Hargreaves Lansdown’s Streeter noted that although cryptos have suffered from “extreme volatility in the past, the indications are that this decline may not be reversed any time soon and that a crypto winter could be settling in.”
(Friday, June 17 close)
S&P 500: 3,674 +0.2%
DJIA: 29,888 -0.1%
Nasdaq: 10,798 +1.4%
Gold: $1,838 0% (Monday, June 20)
The Challenges of Expanding the Use of the CNH Currency Are Formidable
The best thing for U.S. dollar dominance has been the emergence of crypto, specifically stablecoins. The $156 billion stablecoin sector is almost entirely dollar-denominated. As stablecoins become an instrument of international trade, all this has done is reinforce dollar hegemony over a new part of the global economy.
Beijing is perpetually annoyed by the dollar dominance of the global economy as this means U.S rules reign supreme. A recent episode with Huawei, exports to Iran and a dollar-denominated loan come to mind.
But can a solution be found in a stablecoin based on the CNH, a version of China’s currency designed exclusively for offshore use? While theoretically intriguing, widening the use of CNH would be difficult.

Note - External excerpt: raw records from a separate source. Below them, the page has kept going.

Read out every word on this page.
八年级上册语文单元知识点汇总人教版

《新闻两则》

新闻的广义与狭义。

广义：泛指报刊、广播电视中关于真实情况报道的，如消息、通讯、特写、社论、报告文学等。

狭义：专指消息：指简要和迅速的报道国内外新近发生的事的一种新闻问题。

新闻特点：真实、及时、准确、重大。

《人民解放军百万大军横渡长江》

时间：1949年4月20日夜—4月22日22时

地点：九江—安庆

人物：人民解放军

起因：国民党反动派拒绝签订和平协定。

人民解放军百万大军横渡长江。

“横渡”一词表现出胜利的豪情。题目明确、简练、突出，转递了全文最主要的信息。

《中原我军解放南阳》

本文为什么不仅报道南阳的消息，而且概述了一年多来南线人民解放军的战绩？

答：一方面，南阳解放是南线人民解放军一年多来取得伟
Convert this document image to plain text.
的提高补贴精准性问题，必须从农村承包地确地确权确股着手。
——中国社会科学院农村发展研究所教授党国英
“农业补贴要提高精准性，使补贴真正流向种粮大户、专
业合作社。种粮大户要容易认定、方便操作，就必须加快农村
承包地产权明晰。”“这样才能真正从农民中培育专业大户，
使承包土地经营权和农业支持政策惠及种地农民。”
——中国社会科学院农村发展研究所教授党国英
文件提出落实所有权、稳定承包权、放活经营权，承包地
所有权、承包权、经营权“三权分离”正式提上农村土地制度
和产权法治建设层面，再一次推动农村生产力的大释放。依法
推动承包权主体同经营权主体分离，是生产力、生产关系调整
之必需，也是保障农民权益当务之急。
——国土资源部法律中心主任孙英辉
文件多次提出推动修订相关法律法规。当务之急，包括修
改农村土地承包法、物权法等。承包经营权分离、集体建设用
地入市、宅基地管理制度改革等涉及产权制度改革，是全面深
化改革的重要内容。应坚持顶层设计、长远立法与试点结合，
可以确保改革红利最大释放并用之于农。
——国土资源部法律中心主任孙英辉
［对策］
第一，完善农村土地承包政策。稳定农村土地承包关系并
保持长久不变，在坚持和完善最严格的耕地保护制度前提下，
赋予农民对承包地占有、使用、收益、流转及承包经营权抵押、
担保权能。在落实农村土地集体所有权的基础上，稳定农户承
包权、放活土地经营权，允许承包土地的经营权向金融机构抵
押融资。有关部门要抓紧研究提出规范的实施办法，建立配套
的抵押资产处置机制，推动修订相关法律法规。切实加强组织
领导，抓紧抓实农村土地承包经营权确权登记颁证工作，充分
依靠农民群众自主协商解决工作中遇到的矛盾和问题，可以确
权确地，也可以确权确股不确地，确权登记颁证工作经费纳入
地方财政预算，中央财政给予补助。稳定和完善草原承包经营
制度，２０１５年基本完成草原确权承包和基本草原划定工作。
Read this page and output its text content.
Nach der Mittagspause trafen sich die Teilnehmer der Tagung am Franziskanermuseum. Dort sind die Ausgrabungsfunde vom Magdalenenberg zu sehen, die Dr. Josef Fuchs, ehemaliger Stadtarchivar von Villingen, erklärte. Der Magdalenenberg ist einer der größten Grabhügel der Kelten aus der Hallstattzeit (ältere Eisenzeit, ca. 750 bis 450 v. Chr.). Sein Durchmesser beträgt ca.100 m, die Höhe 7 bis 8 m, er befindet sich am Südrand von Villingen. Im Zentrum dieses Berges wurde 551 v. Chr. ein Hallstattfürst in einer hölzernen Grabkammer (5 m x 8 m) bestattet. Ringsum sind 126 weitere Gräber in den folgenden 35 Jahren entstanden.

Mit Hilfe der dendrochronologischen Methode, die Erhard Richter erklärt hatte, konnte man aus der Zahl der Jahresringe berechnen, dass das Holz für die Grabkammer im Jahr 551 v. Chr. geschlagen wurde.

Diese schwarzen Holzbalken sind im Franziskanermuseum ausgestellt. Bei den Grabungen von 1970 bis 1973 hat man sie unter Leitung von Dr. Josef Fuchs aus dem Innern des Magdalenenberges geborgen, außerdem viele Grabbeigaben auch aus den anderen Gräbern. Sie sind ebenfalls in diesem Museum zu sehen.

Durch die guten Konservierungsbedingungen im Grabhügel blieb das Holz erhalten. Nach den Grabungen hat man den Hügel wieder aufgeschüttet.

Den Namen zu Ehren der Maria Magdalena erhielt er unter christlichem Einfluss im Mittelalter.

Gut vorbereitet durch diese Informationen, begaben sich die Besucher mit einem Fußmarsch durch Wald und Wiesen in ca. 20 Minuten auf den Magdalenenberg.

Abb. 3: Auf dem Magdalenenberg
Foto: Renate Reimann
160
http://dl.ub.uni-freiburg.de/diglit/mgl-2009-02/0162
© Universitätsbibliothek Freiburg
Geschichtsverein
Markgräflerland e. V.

Capital controls and stablecoins
Given China’s country’s capital controls, where only $50,000 in foreign currency can be bought per entity, there’s demand for tether (USDT) and USDC from anyone that needs to send a significant amount of capital outside the country.
Despite the difficulty capital controls create for international business in China, it’s still a pillar of the People’s Bank of China’s (PBoC) fiscal policy because of the stability it creates for the yuan. A currency that’s not freely convertible is more stable because it’s not exposed to the same market forces as freely convertible currencies like the U.S. dollar, euro, Canadian dollar or Japanese yen.

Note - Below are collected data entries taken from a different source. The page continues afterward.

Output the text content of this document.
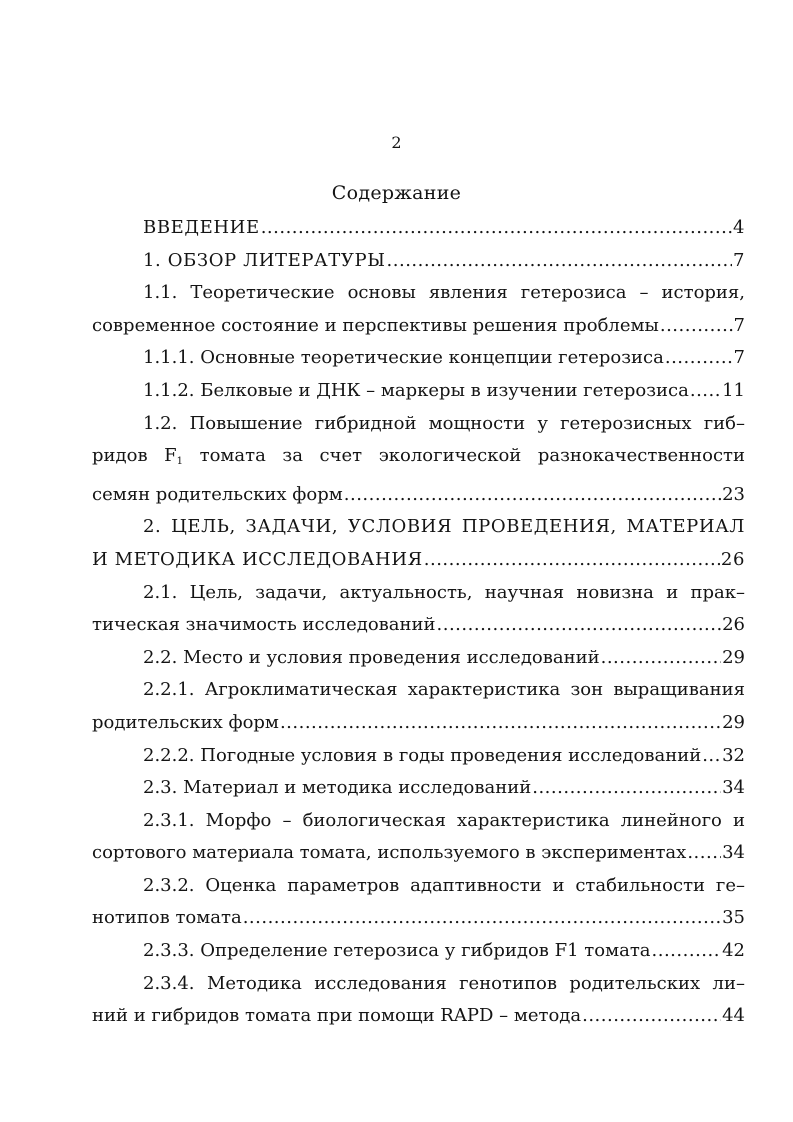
2
Содержание
ВВЕДЕНИЕ .....	4
1. ОБЗОР ЛИТЕРАТУРЫ .....	7

1.1. Теоретические основы явления гетерозиса – история,

современное состояние и перспективы решения проблемы .....	7
1.1.1. Основные теоретические концепции гетерозиса .....	7
1.1.2. Белковые и ДНК – маркеры в изучении гетерозиса ..... 11

1.2. Повышение гибридной мощности у гетерозисных гиб–

ридов $F_1$ томата за счет экологической разнокачественности

семян родительских форм .....	23

2. ЦЕЛЬ, ЗАДАЧИ, УСЛОВИЯ ПРОВЕДЕНИЯ, МАТЕРИАЛ

И МЕТОДИКА ИССЛЕДОВАНИЯ .....	26

2.1. Цель, задачи, актуальность, научная новизна и прак–

тическая значимость исследований .....	26
2.2. Место и условия проведения исследований .....	29

2.2.1. Агроклиматическая характеристика зон выращивания

родительских форм .....	29
2.2.2. Погодные условия в годы проведения исследований ..... 32
2.3. Материал и методика исследований .....	34

2.3.1. Морфо – биологическая характеристика линейного и

сортового материала томата, используемого в экспериментах ..... 34

2.3.2. Оценка параметров адаптивности и стабильности ге–

нотипов томата .....	35
2.3.3. Определение гетерозиса у гибридов F1 томата .....	42

2.3.4. Методика исследования генотипов родительских ли–

ний и гибридов томата при помощи RAPD – метода .....	44
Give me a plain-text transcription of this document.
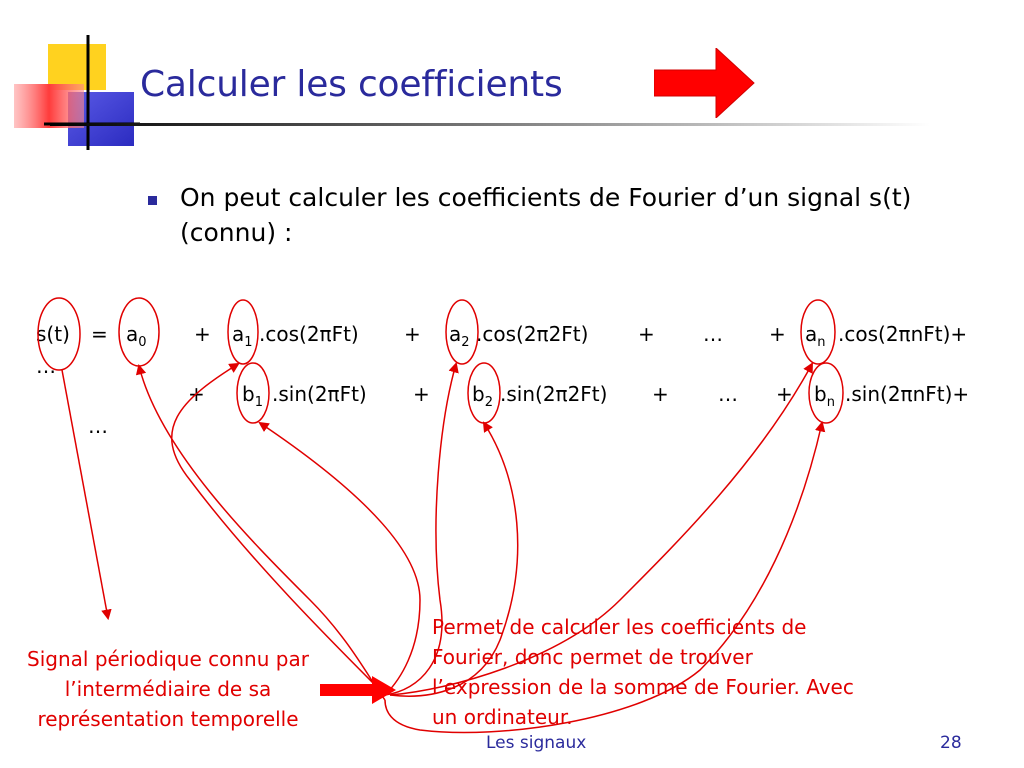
Calculer les coefficients
On peut calculer les coefficients de Fourier d’un signal s(t) (connu) :
$s(t) = a_0 + a_1$ $.\cos(2\pi Ft) + a_2$ .cos(2π2Ft) + … + $a_n$ .cos(2πnFt)+
…
+ $b_1$ $.\sin(2\pi Ft) + b_2$ .sin(2π2Ft) + … + $b_n$ .sin(2πnFt)+
…
Signal périodique connu par l’intermédiaire de sa représentation temporelle
Permet de calculer les coefficients de Fourier, donc permet de trouver l’expression de la somme de Fourier. Avec un ordinateur.
Les signaux	28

But this means that despite China’s status as the world’s second-largest economy, and arguably the most important, the yuan’s global share isn’t proportional to this status. Given that it can’t be used offshore, the yuan only accounts for around 2% of global payments.

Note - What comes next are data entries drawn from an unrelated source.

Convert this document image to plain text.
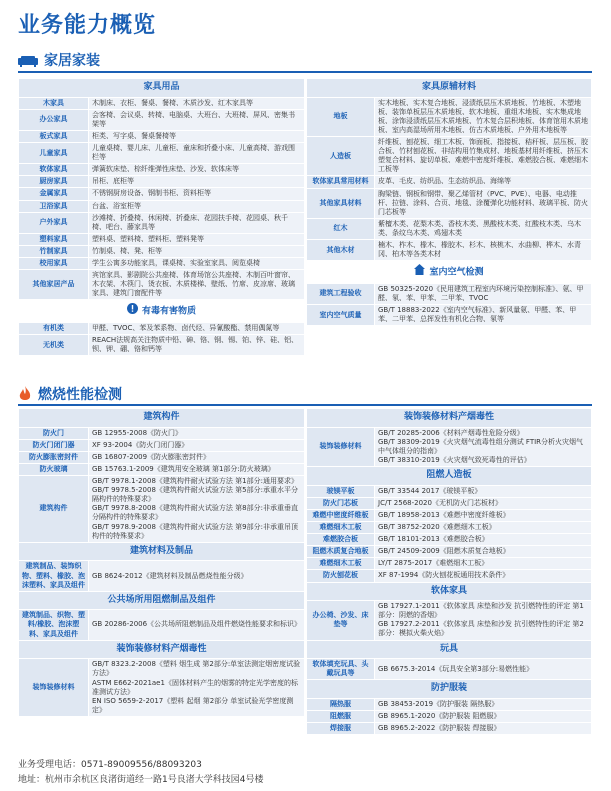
业务能力概览
家居家装
家具用品	
木家具	木制床、衣柜、餐桌、餐椅、木质沙发、红木家具等
办公家具	会客椅、会议桌、转椅、电脑桌、大班台、大班椅、屏风、密集书架等
板式家具	柜类、写字桌、餐桌餐椅等
儿童家具	儿童桌椅、婴儿床、儿童柜、童床和折叠小床、儿童高椅、游戏围栏等
软体家具	弹簧软床垫、棕纤维弹性床垫、沙发、软体床等
厨房家具	吊柜、底柜等
金属家具	不锈钢厨房设备、钢制书柜、资料柜等
卫浴家具	台盆、浴室柜等
户外家具	沙滩椅、折叠椅、休闲椅、折叠床、花园扶手椅、花园桌、秋千椅、吧台、藤家具等
塑料家具	塑料桌、塑料椅、塑料柜、塑料凳等
竹制家具	竹制桌、椅、凳、柜等
校用家具	学生公寓多功能家具，课桌椅、实验室家具、阅览桌椅
其他家居产品	宾馆家具、影剧院公共座椅、体育场馆公共座椅、木制百叶窗帘、木衣架、木筷门、烫衣板、木质楼梯、壁纸、竹席、皮凉席、玻璃家具、建筑门窗配件等
有毒有害物质	
有机类	甲醛、TVOC、苯及苯系物、卤代烃、异氰酸酯、禁用偶氮等
无机类	REACH法规高关注物质中铅、砷、铬、钢、锡、铂、锌、硅、铝、钡、钾、硼、铬和钙等
家具原辅材料	
地板	实木地板、实木复合地板、浸渍纸层压木质地板、竹地板、木塑地板、装饰单板层压木质地板、软木地板、重组木地板、实木集成地板、涂饰浸渍纸层压木质地板、竹木复合层积地板、体育馆用木质地板、室内高湿场所用木地板、仿古木质地板、户外用木地板等
人造板	纤维板、刨花板、细工木板、饰面板、指接板、秸秆板、层压板、胶合板、竹材刨花板、非结构用竹集成材、地板基材用纤维板、挤压木塑复合材料、旋切单板、难燃中密度纤维板、难燃胶合板、难燃细木工板等
软体家具常用材料	皮革、毛皮、纺织品、生态纺织品、海绵等
其他家具材料	胸梁链、钢板和钢带、聚乙烯管材（PVC、PVE）、电器、电动推杆、拉链、涂料、合页、地毯、涂覆弹化功能材料、玻璃平板、防火门芯板等
红木	紫檀木类、花梨木类、香枝木类、黑酸枝木类、红酸枝木类、乌木类、条纹乌木类、鸡翅木类
其他木材	楠木、柞木、橡木、橡胶木、杉木、核桃木、水曲柳、桦木、水青冈、柏木等各类木材
室内空气检测	
建筑工程验收	GB 50325-2020《民用建筑工程室内环境污染控制标准》、氨、甲醛、氡、苯、甲苯、二甲苯、TVOC
室内空气质量	GB/T 18883-2022《室内空气标准》、新风量氨、甲醛、苯、甲苯、二甲苯、总挥发性有机化合物、氡等
燃烧性能检测
建筑构件	
防火门	GB 12955-2008《防火门》

防火门闭门器	XF 93-2004《防火门闭门器》

防火膨胀密封件	GB 16807-2009《防火膨胀密封件》

防火玻璃	GB 15763.1-2009《建筑用安全玻璃 第1部分:防火玻璃》

建筑构件	GB/T 9978.1-2008《建筑构件耐火试验方法 第1部分:通用要求》
GB/T 9978.5-2008《建筑构件耐火试验方法 第5部分:承重水平分隔构件的特殊要求》
GB/T 9978.8-2008《建筑构件耐火试验方法 第8部分:非承重垂直分隔构件的特殊要求》
GB/T 9978.9-2008《建筑构件耐火试验方法 第9部分:非承重吊顶构件的特殊要求》

建筑材料及制品	
建筑制品、装饰织物、塑料、橡胶、泡沫塑料、家具及组件	GB 8624-2012《建筑材料及制品燃烧性能分级》
公共场所用阻燃制品及组件	
建筑制品、织物、塑料/橡胶、泡沫塑料、家具及组件	GB 20286-2006《公共场所阻燃制品及组件燃烧性能要求和标识》
装饰装修材料产烟毒性	
装饰装修材料	GB/T 8323.2-2008《塑料 烟生成 第2部分:单室法测定烟密度试验方法》
ASTM E662-2021ae1《固体材料产生的烟雾的特定光学密度的标准测试方法》
EN ISO 5659-2-2017《塑料 起烟 第2部分 单室试验光学密度测定》
装饰装修材料产烟毒性	
装饰装修材料	GB/T 20285-2006《材料产烟毒性危险分级》
GB/T 38309-2019《火灾烟气流毒性组分测试 FTIR分析火灾烟气中气体组分的指南》
GB/T 38310-2019《火灾烟气致死毒性的评估》

阻燃人造板	
玻镁平板	GB/T 33544 2017《玻镁平板》
防火门芯板	JC/T 2568-2020《无机防火门芯板材》
难燃中密度纤维板	GB/T 18958-2013《难燃中密度纤维板》
难燃细木工板	GB/T 38752-2020《难燃细木工板》
难燃胶合板	GB/T 18101-2013《难燃胶合板》
阻燃木质复合地板	GB/T 24509-2009《阻燃木质复合地板》
难燃细木工板	LY/T 2875-2017《难燃细木工板》
防火刨花板	XF 87-1994《防火刨花板通用技术条件》
软体家具	
办公椅、沙发、床垫等	GB 17927.1-2011《软体家具 床垫和沙发 抗引燃特性的评定 第1部分：阴燃的香烟》
GB 17927.2-2011《软体家具 床垫和沙发 抗引燃特性的评定 第2部分：模拟火柴火焰》

玩具	
软体填充玩具、头戴玩具等	GB 6675.3-2014《玩具安全第3部分:易燃性能》
防护服装	
隔热服	GB 38453-2019《防护服装 隔热服》
阻燃服	GB 8965.1-2020《防护服装 阻燃服》
焊接服	GB 8965.2-2022《防护服装 焊接服》
业务受理电话：0571-89009556/88093203
地址：杭州市余杭区良渚街道经一路1号良渚大学科技园4号楼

At the same time, Beijing wanted a way to access foreign capital while maintaining the capital controls on the yuan. So in 2010, it launched the CNH, an “offshore” version of the Chinese yuan initially offered in Hong Kong but later in Singapore and Luxembourg, to spearhead the “Dim Sum” bond market – yuan-denominated bonds issued by domestic Chinese firms that are designed to exist outside China’s capital controls to attract international capital.
Remember that the CNH isn’t a real currency; there’s not really a use for it outside buying and trading “dim sum” bonds.
Making a stablecoin from this currency, as CNH coin proposes, is going to be difficult. The entire market cap of the dim sum bond market, the primary use case for CNH, has a market cap of just over 80 billion which is around the same size as USDT at its peak.
In the end, there might not be enough CNH in issuance to create a stablecoin that’s a serious challenger. This isn’t a problem unique to the CNH, as attempts to create a stablecoin from the Singapore dollar have also run into the wall of supply.